Not the crappy, refried Taco Bell kind. We’re talking straight up black or pinto beans. Along with being rich in dietary fiber, beans offer a healthy dose of carbs and protein to keep you feeling full and energized. Throw in some fresh salsa, wrap it in a corn or wheat tortilla, and you’ve got the ultimate healthy, hand-held feast. Avoid the urge to top it off with piles of cheese and sour cream. With all the extra fat and calories you may as well eat a chili dog. Opt for a little crumble of queso fresco, which only has 41 calories and 2 grams of fat per ounce, and hot sauce instead.


Moo Shu Shrimp

Don’t let the “Moo” fool you. This delicious, non-beef dish is low in fat and high in nutrition. The shrimp and eggs offer plenty of protein, while the cabbage, mushrooms and bamboo shoots are loaded with essential vitamins like beta-carotene and vitamin C. When adding rice, make sure it’s steamed and not fried.


Aloo Gobi

Sounds like something you might inadvertently step in during a jungle excursion, but it’s actually a potato and cauliflower curry dish with a wholesome blend of high antioxidant, Indian spices. One of those spices is turmeric, which research has shown helps fight disease by boosting the liver’s ability to detoxify the blood.



Tired of the same old rice and pasta dishes? A staple of North African cooking, couscous offers a tasty alternative. Made from durum wheat, couscous is commonly used as a nutritious base for salads and a variety of meat and vegetable dishes. It can also be sweetened, spiced and mixed with dried fruits and served as a dessert. To maximize the nutritional value be sure to choose whole wheat couscous over the regular version.

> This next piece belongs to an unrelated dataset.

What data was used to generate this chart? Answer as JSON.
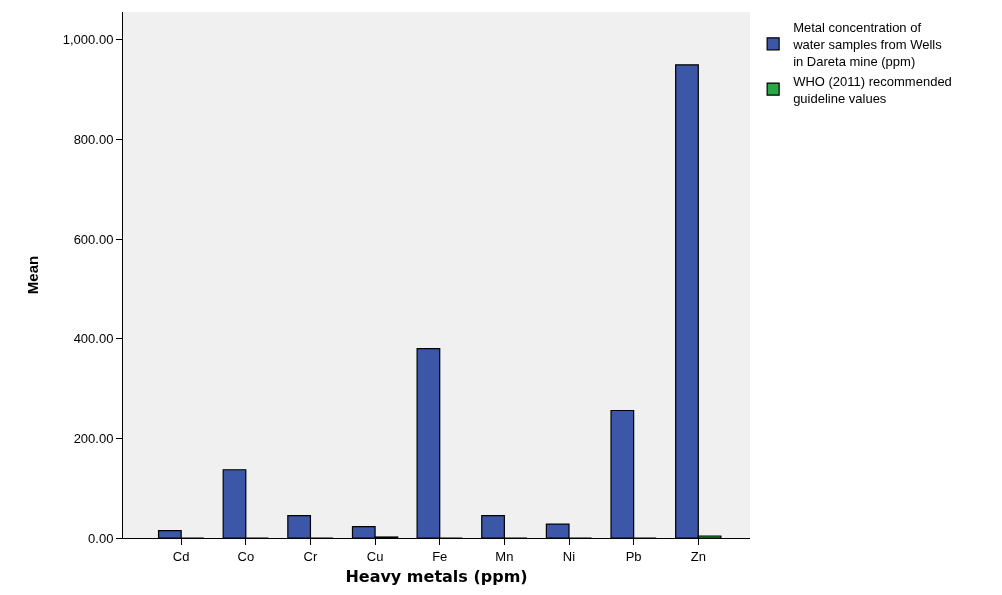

Horiatiki Salata (Greek salad)

With a combination of Kalamata olives, cucumbers, tomatoes, bell peppers and feta cheese, you can’t go wrong with this Mediterranean favorite. For extra flavor, go with a side of tzatziki (Greek yogurt flavored with cucumber and garlic) sauce. To cut the calories and fat, ditch the feta as it can add close to half of your daily recommendation of saturated fats.


Tom Yung Gung

Nope, it’s not a Taiwanese action hero, but a kick-ass soup that has been proven to fight cancer. Made with shrimp, coriander, lemongrass, ginger and other herbs and spices used in Thai cooking, this appetizing soup is believed to contain powerfully potent tumor-inhibiting antioxidants.

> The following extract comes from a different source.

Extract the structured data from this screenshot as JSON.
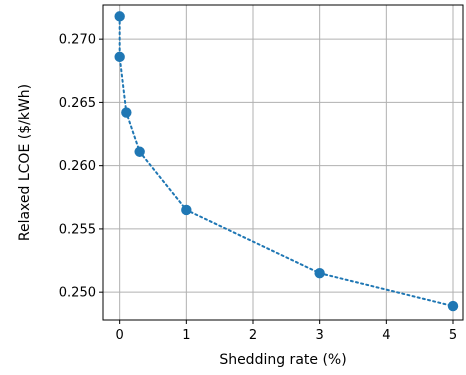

Switch those traditional high-fat onion and ranch dips with this chickpea-based concoction made with tahini, garlic, lemon juice, olive oil and other spices. The chickpeas are full of protein and have a glycemic index of 12, meaning it will leave you feeling full without loading you down with extra calories. When used as a dip, go with raw veggies like carrots, cucumbers and tomatoes instead of more calorie dense chips and bread.